School of Computer Science and Technology, Southwest University of Science and Technology, Mianyang, China.
Computational Aerodynamics Institute at China Aerodynamics Research and Development Center, Mianyang, China.
Math Biosci Eng. 2022 Jul 27;19(10):10673-10686. doi: 10.3934/mbe.2022499.
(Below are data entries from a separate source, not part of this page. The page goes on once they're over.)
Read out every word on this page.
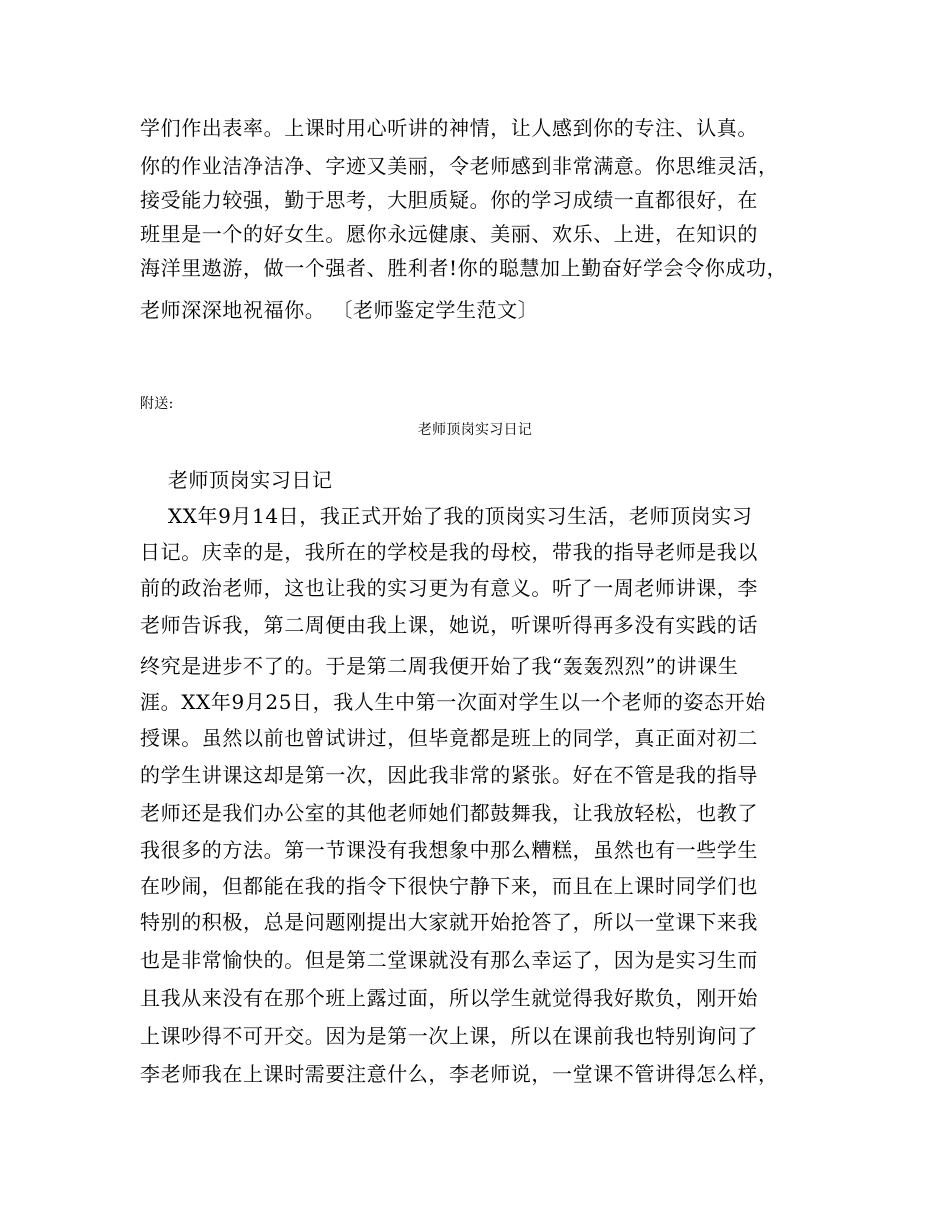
学们作出表率。上课时用心听讲的神情，让人感到你的专注、认真。
你的作业洁净洁净、字迹又美丽，令老师感到非常满意。你思维灵活，
接受能力较强，勤于思考，大胆质疑。你的学习成绩一直都很好，在
班里是一个的好女生。愿你永远健康、美丽、欢乐、上进，在知识的
海洋里遨游，做一个强者、胜利者!你的聪慧加上勤奋好学会令你成功，
老师深深地祝福你。 〔老师鉴定学生范文〕
附送:
老师顶岗实习日记
老师顶岗实习日记
XX年9月14日，我正式开始了我的顶岗实习生活，老师顶岗实习
日记。庆幸的是，我所在的学校是我的母校，带我的指导老师是我以
前的政治老师，这也让我的实习更为有意义。听了一周老师讲课，李
老师告诉我，第二周便由我上课，她说，听课听得再多没有实践的话
终究是进步不了的。于是第二周我便开始了我“轰轰烈烈”的讲课生
涯。XX年9月25日，我人生中第一次面对学生以一个老师的姿态开始
授课。虽然以前也曾试讲过，但毕竟都是班上的同学，真正面对初二
的学生讲课这却是第一次，因此我非常的紧张。好在不管是我的指导
老师还是我们办公室的其他老师她们都鼓舞我，让我放轻松，也教了
我很多的方法。第一节课没有我想象中那么糟糕，虽然也有一些学生
在吵闹，但都能在我的指令下很快宁静下来，而且在上课时同学们也
特别的积极，总是问题刚提出大家就开始抢答了，所以一堂课下来我
也是非常愉快的。但是第二堂课就没有那么幸运了，因为是实习生而
且我从来没有在那个班上露过面，所以学生就觉得我好欺负，刚开始
上课吵得不可开交。因为是第一次上课，所以在课前我也特别询问了
李老师我在上课时需要注意什么，李老师说，一堂课不管讲得怎么样，
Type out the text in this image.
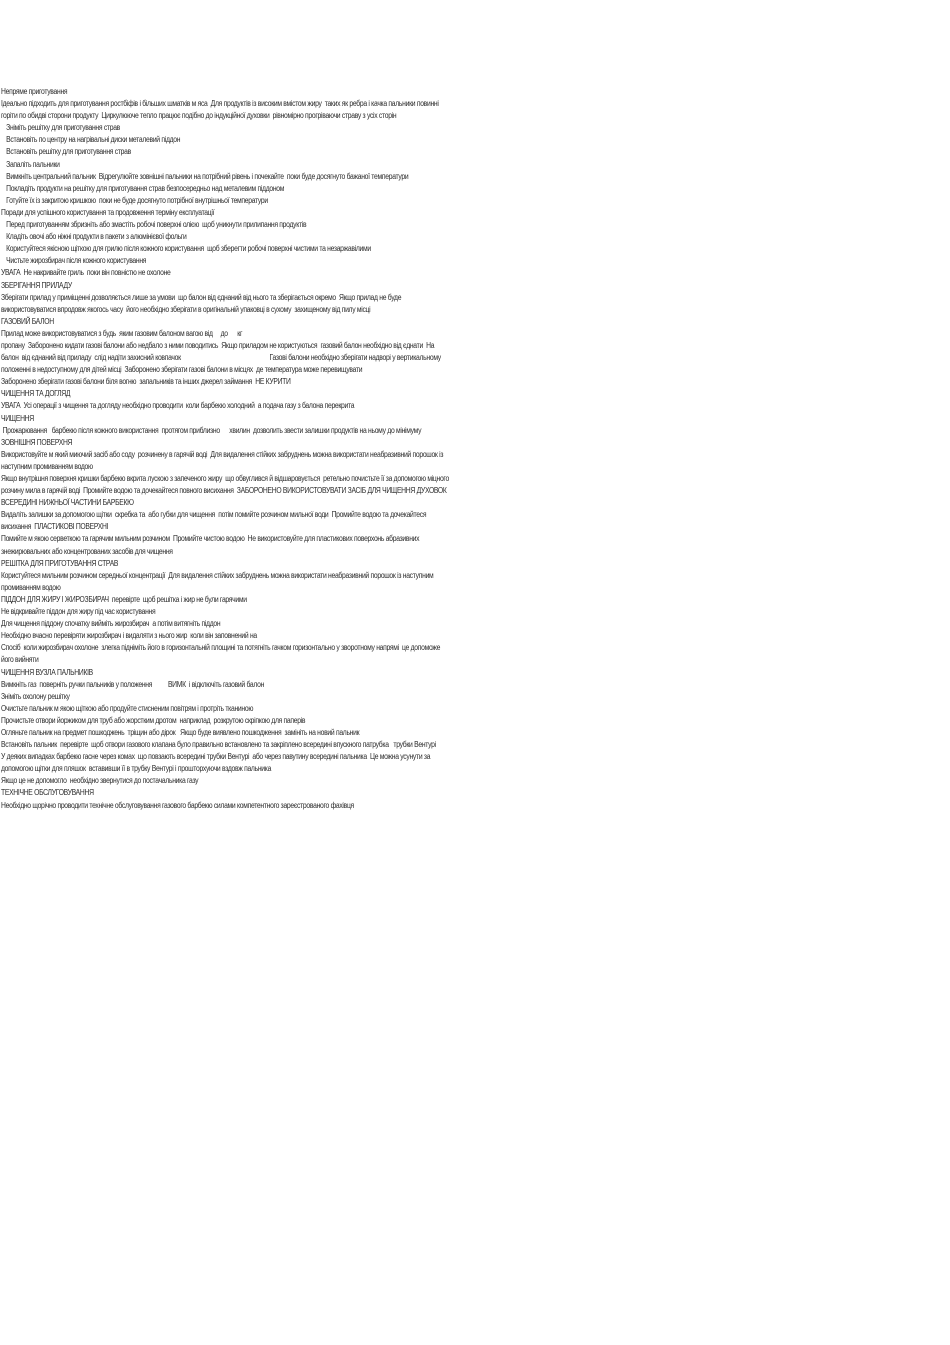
Непряме приготування

Ідеально підходить для приготування ростбіфів і більших шматків м яса  Для продуктів із високим вмістом жиру  таких як ребра і качка пальники повинні горіти по обидві сторони продукту  Циркулююче тепло працює подібно до індукційної духовки  рівномірно прогріваючи страву з усіх сторін

Зніміть решітку для приготування страв

Встановіть по центру на нагрівальні диски металевий піддон

Встановіть решітку для приготування страв

Запаліть пальники

Вимкніть центральний пальник  Відрегулюйте зовнішні пальники на потрібний рівень і почекайте  поки буде досягнуто бажаної температури

Покладіть продукти на решітку для приготування страв безпосередньо над металевим піддоном

Готуйте їх із закритою кришкою  поки не буде досягнуто потрібної внутрішньої температури

Поради для успішного користування та продовження терміну експлуатації

Перед приготуванням збризніть або змастіть робочі поверхні олією  щоб уникнути прилипання продуктів

Кладіть овочі або ніжні продукти в пакети з алюмінієвої фольги

Користуйтеся якісною щіткою для грилю після кожного користування  щоб зберегти робочі поверхні чистими та незаржавілими

Чистьте жирозбирач після кожного користування

УВАГА  Не накривайте гриль  поки він повністю не охолоне

ЗБЕРІГАННЯ ПРИЛАДУ

Зберігати прилад у приміщенні дозволяється лише за умови  що балон від єднаний від нього та зберігається окремо  Якщо прилад не буде використовуватися впродовж якогось часу  його необхідно зберігати в оригінальній упаковці в сухому  захищеному від пилу місці

ГАЗОВИЙ БАЛОН

Прилад може використовуватися з будь  яким газовим балоном вагою від     до      кг
пропану  Заборонено кидати газові балони або недбало з ними поводитись  Якщо приладом не користуються  газовий балон необхідно від єднати  На балон  від єднаний від приладу  слід надіти захисний ковпачок                                                        Газові балони необхідно зберігати надворі у вертикальному положенні в недоступному для дітей місці  Заборонено зберігати газові балони в місцях  де температура може перевищувати

Заборонено зберігати газові балони біля вогню  запальників та інших джерел займання  НЕ КУРИТИ

ЧИЩЕННЯ ТА ДОГЛЯД

УВАГА  Усі операції з чищення та догляду необхідно проводити  коли барбекю холодний  а подача газу з балона перекрита

ЧИЩЕННЯ

Прожарювання   барбекю після кожного використання  протягом приблизно      хвилин  дозволить звести залишки продуктів на ньому до мінімуму

ЗОВНІШНЯ ПОВЕРХНЯ

Використовуйте м який миючий засіб або соду  розчинену в гарячій воді  Для видалення стійких забруднень можна використати неабразивний порошок із наступним промиванням водою

Якщо внутрішня поверхня кришки барбекю вкрита лускою з запеченого жиру  що обвуглився й відшаровується  ретельно почистьте її за допомогою міцного розчину мила в гарячій воді  Промийте водою та дочекайтеся повного висихання  ЗАБОРОНЕНО ВИКОРИСТОВУВАТИ ЗАСІБ ДЛЯ ЧИЩЕННЯ ДУХОВОК

ВСЕРЕДИНІ НИЖНЬОЇ ЧАСТИНИ БАРБЕКЮ

Видаліть залишки за допомогою щітки  скребка та  або губки для чищення  потім помийте розчином мильної води  Промийте водою та дочекайтеся висихання  ПЛАСТИКОВІ ПОВЕРХНІ

Помийте м якою серветкою та гарячим мильним розчином  Промийте чистою водою  Не використовуйте для пластикових поверхонь абразивних  знежирювальних або концентрованих засобів для чищення

РЕШІТКА ДЛЯ ПРИГОТУВАННЯ СТРАВ

Користуйтеся мильним розчином середньої концентрації  Для видалення стійких забруднень можна використати неабразивний порошок із наступним промиванням водою

ПІДДОН ДЛЯ ЖИРУ І ЖИРОЗБИРАЧ  перевірте  щоб решітка і жир не були гарячими

Не відкривайте піддон для жиру під час користування

Для чищення піддону спочатку вийміть жирозбирач  а потім витягніть піддон

Необхідно вчасно перевіряти жирозбирач і видаляти з нього жир  коли він заповнений на

Спосіб  коли жирозбирач охолоне  злегка підніміть його в горизонтальній площині та потягніть гачком горизонтально у зворотному напрямі  це допоможе його вийняти

ЧИЩЕННЯ ВУЗЛА ПАЛЬНИКІВ

Вимкніть газ  поверніть ручки пальників у положення          ВИМК  і відключіть газовий балон

Зніміть охолону решітку

Очистьте пальник м якою щіткою або продуйте стисненим повітрям і протріть тканиною

Прочистьте отвори йоржиком для труб або жорстким дротом  наприклад  розкрутою скріпкою для паперів

Огляньте пальник на предмет пошкоджень  тріщин або дірок   Якщо буде виявлено пошкодження  замініть на новий пальник

Встановіть пальник  перевірте  щоб отвори газового клапана було правильно встановлено та закріплено всередині впускного патрубка   трубки Вентурі

У деяких випадках барбекю гасне через комах  що повзають всередині трубки Вентурі  або через павутину всередині пальника  Це можна усунути за допомогою щітки для пляшок  вставивши її в трубку Вентурі і прошторхуючи вздовж пальника

Якщо це не допомогло  необхідно звернутися до постачальника газу

ТЕХНІЧНЕ ОБСЛУГОВУВАННЯ

Необхідно щорічно проводити технічне обслуговування газового барбекю силами компетентного зареєстрованого фахівця
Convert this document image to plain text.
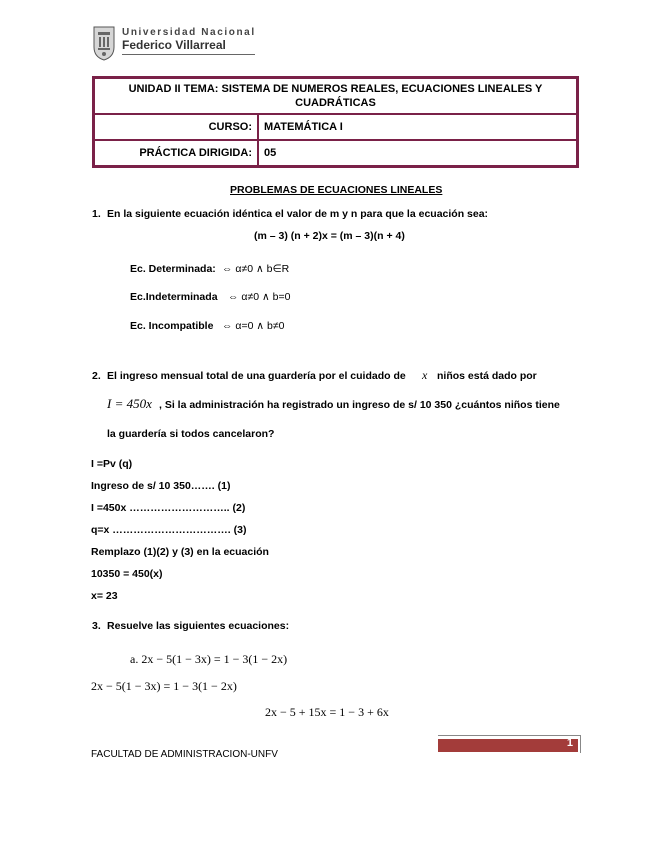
Universidad Nacional
Federico Villarreal
UNIDAD II TEMA: SISTEMA DE NUMEROS REALES, ECUACIONES LINEALES Y CUADRÁTICAS	
CURSO:	MATEMÁTICA I
PRÁCTICA DIRIGIDA:	05
PROBLEMAS DE ECUACIONES LINEALES
1. En la siguiente ecuación idéntica el valor de m y n para que la ecuación sea:
(m – 3) (n + 2)x = (m – 3)(n + 4)
Ec. Determinada: ⇔ α≠0 ∧ b∈R
Ec.Indeterminada ⇔ α≠0 ∧ b=0
Ec. Incompatible ⇔ α=0 ∧ b≠0
2. El ingreso mensual total de una guardería por el cuidado de x niños está dado por
I = 450x , Si la administración ha registrado un ingreso de s/ 10 350 ¿cuántos niños tiene
la guardería si todos cancelaron?
I =Pv (q)
Ingreso de s/ 10 350……. (1)
I =450x ……………………….. (2)
q=x ……………………………. (3)
Remplazo (1)(2) y (3) en la ecuación
10350 = 450(x)
x= 23
3. Resuelve las siguientes ecuaciones:
a. 2x − 5(1 − 3x) = 1 − 3(1 − 2x)
2x − 5(1 − 3x) = 1 − 3(1 − 2x)
2x − 5 + 15x = 1 − 3 + 6x
FACULTAD DE ADMINISTRACION-UNFV
1
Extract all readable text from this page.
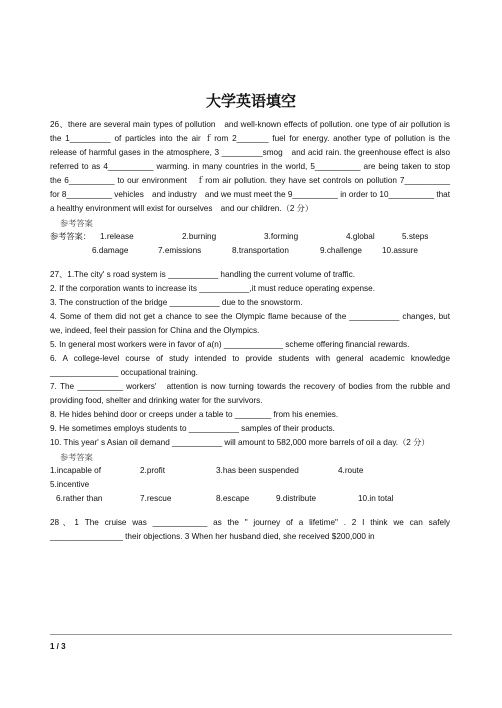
大学英语填空

26、there are several main types of pollution　and well-known effects of pollution. one type of air pollution is the 1_________ of particles into the air ｆrom 2_______ fuel for energy. another type of pollution is the release of harmful gases in the atmosphere, 3 _________smog　and acid rain. the greenhouse effect is also referred to as 4__________ warming. in many countries in the world, 5__________ are being taken to stop the 6__________ to our environment　ｆrom air pollution. they have set controls on pollution 7__________ for 8__________ vehicles　and industry　and we must meet the 9__________ in order to 10__________ that a healthy environment will exist for ourselves　and our children.（2 分）

参考答案
参考答案：	1.release	2.burning	3.forming	4.global	5.steps
6.damage	7.emissions	8.transportation	9.challenge	10.assure

27、1.The city' s road system is ___________ handling the current volume of traffic.

2. If the corporation wants to increase its ___________,it must reduce operating expense.

3. The construction of the bridge ___________ due to the snowstorm.

4. Some of them did not get a chance to see the Olympic flame because of the ___________ changes, but we, indeed, feel their passion for China and the Olympics.

5. In general most workers were in favor of a(n) _____________ scheme offering financial rewards.

6. A college-level course of study intended to provide students with general academic knowledge _______________ occupational training.

7. The __________ workers'　attention is now turning towards the recovery of bodies from the rubble and providing food, shelter and drinking water for the survivors.

8. He hides behind door or creeps under a table to ________ from his enemies.

9. He sometimes employs students to ___________ samples of their products.

10. This year' s Asian oil demand ___________ will amount to 582,000 more barrels of oil a day.（2 分）

参考答案
1.incapable of	2.profit	3.has been suspended	4.route
5.incentive
6.rather than	7.rescue	8.escape	9.distribute	10.in total

28、1 The cruise was ____________ as the " journey of a lifetime" . 2 I think we can safely ________________ their objections. 3 When her husband died, she received $200,000 in

1 / 3
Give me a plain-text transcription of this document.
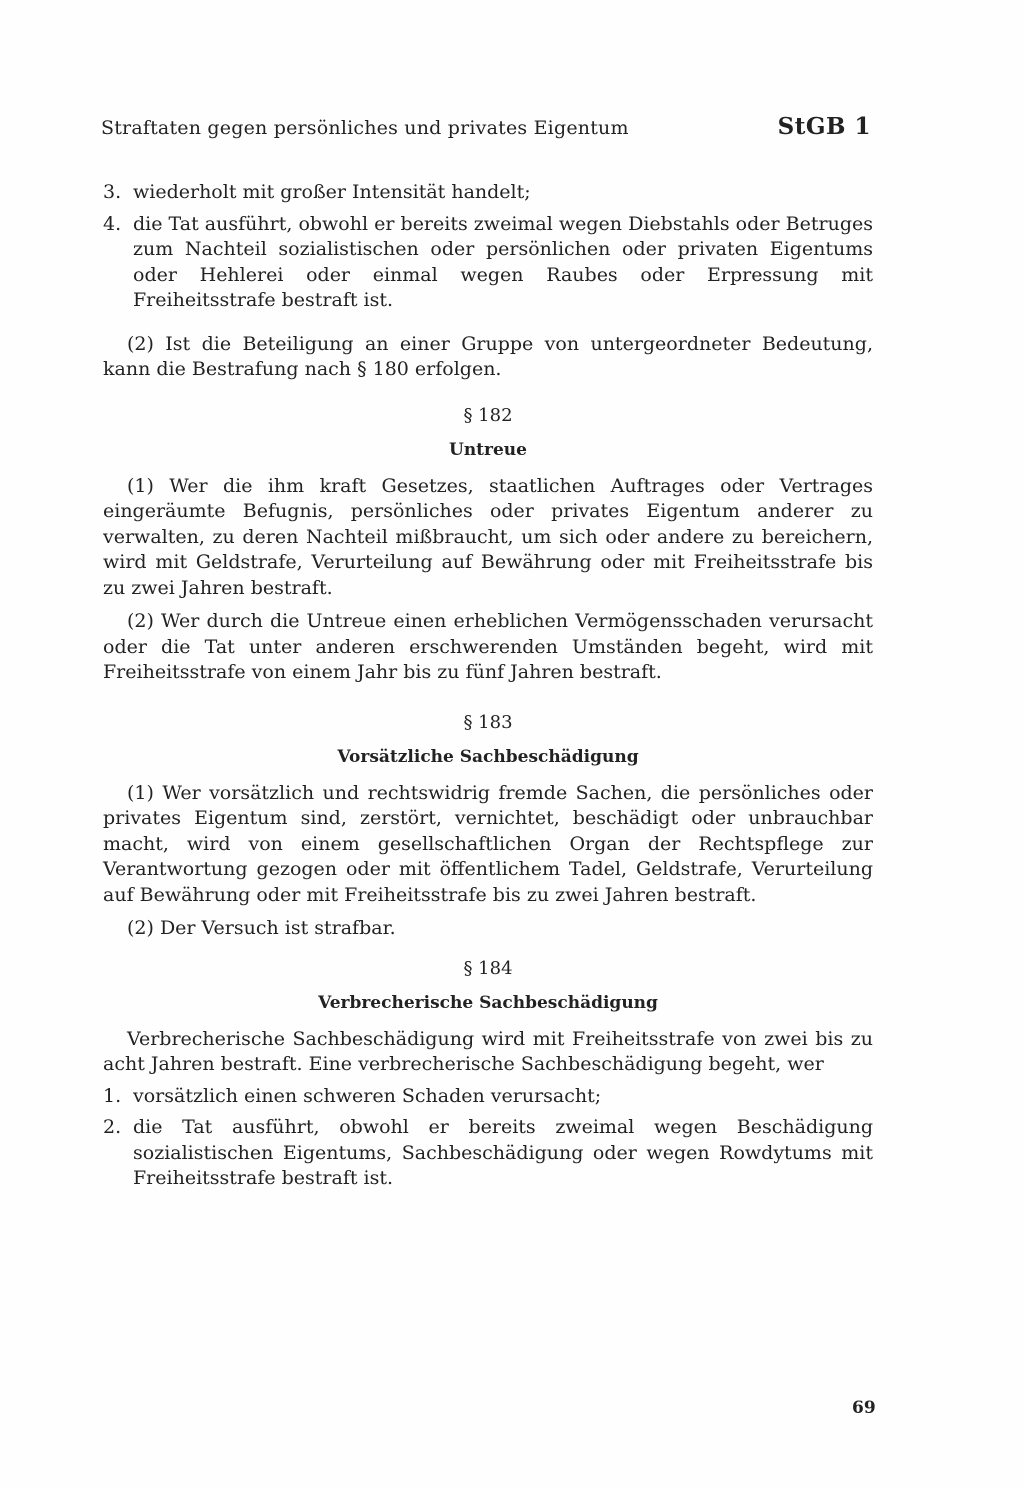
Straftaten gegen persönliches und privates Eigentum	StGB 1
3. wiederholt mit großer Intensität handelt;
4. die Tat ausführt, obwohl er bereits zweimal wegen Diebstahls oder Betruges zum Nachteil sozialistischen oder persönlichen oder privaten Eigentums oder Hehlerei oder einmal wegen Raubes oder Erpressung mit Freiheitsstrafe bestraft ist.

(2) Ist die Beteiligung an einer Gruppe von untergeordneter Bedeutung, kann die Bestrafung nach § 180 erfolgen.

§ 182
Untreue

(1) Wer die ihm kraft Gesetzes, staatlichen Auftrages oder Vertrages eingeräumte Befugnis, persönliches oder privates Eigentum anderer zu verwalten, zu deren Nachteil mißbraucht, um sich oder andere zu bereichern, wird mit Geldstrafe, Verurteilung auf Bewährung oder mit Freiheitsstrafe bis zu zwei Jahren bestraft.

(2) Wer durch die Untreue einen erheblichen Vermögensschaden verursacht oder die Tat unter anderen erschwerenden Umständen begeht, wird mit Freiheitsstrafe von einem Jahr bis zu fünf Jahren bestraft.

§ 183
Vorsätzliche Sachbeschädigung

(1) Wer vorsätzlich und rechtswidrig fremde Sachen, die persönliches oder privates Eigentum sind, zerstört, vernichtet, beschädigt oder unbrauchbar macht, wird von einem gesellschaftlichen Organ der Rechtspflege zur Verantwortung gezogen oder mit öffentlichem Tadel, Geldstrafe, Verurteilung auf Bewährung oder mit Freiheitsstrafe bis zu zwei Jahren bestraft.

(2) Der Versuch ist strafbar.

§ 184
Verbrecherische Sachbeschädigung

Verbrecherische Sachbeschädigung wird mit Freiheitsstrafe von zwei bis zu acht Jahren bestraft. Eine verbrecherische Sachbeschädigung begeht, wer

1. vorsätzlich einen schweren Schaden verursacht;
2. die Tat ausführt, obwohl er bereits zweimal wegen Beschädigung sozialistischen Eigentums, Sachbeschädigung oder wegen Rowdytums mit Freiheitsstrafe bestraft ist.
69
With the unprecedented development of big data, it is becoming hard to get the valuable information hence, the recommendation system is becoming more and more popular. When the limited Boltzmann machine is used for collaborative filtering, only the scoring matrix is considered, and the influence of the item content, the user characteristics and the user evaluation content on the predicted score is not considered. To solve this problem, the modified hybrid recommendation algorithm based on Gaussian restricted Boltzmann machine is proposed in the paper. The user text information and the item text information are input to the embedding layer to change the text information into numerical vector. The convolutional neural network is used to get the latent feature vector of the text information. The latent vector is connected to rating vector to get the item and the user vector. The user vector and the item vector are fused together to get the user-item matrix which is input to the visual layer of Gaussian restricted Boltzmann Machine to predict the ratings. Some simulation experiments have been performed on the algorithm, and the results of the experiments proved that the algorithm is feasible.
随着大数据的空前发展,获取有价值的信息变得越来越困难,因此推荐系统变得越来越流行。当使用有限的玻尔兹曼机进行协同过滤时,仅考虑评分矩阵,而不考虑项目内容、用户特征和用户评价内容对预测得分的影响。为了解决这个问题,本文提出了一种基于高斯受限玻尔兹曼机的改进混合推荐算法。将用户文本信息和项目文本信息输入到嵌入层,将文本信息转换为数字向量。使用卷积神经网络获取文本信息的潜在特征向量。将潜在向量与评分向量连接,以获得项目和用户向量。将用户向量和项目向量融合在一起,得到输入到高斯受限玻尔兹曼机的视觉层的用户-项目矩阵,以预测评分。对算法进行了一些仿真实验,实验结果证明了该算法的可行性。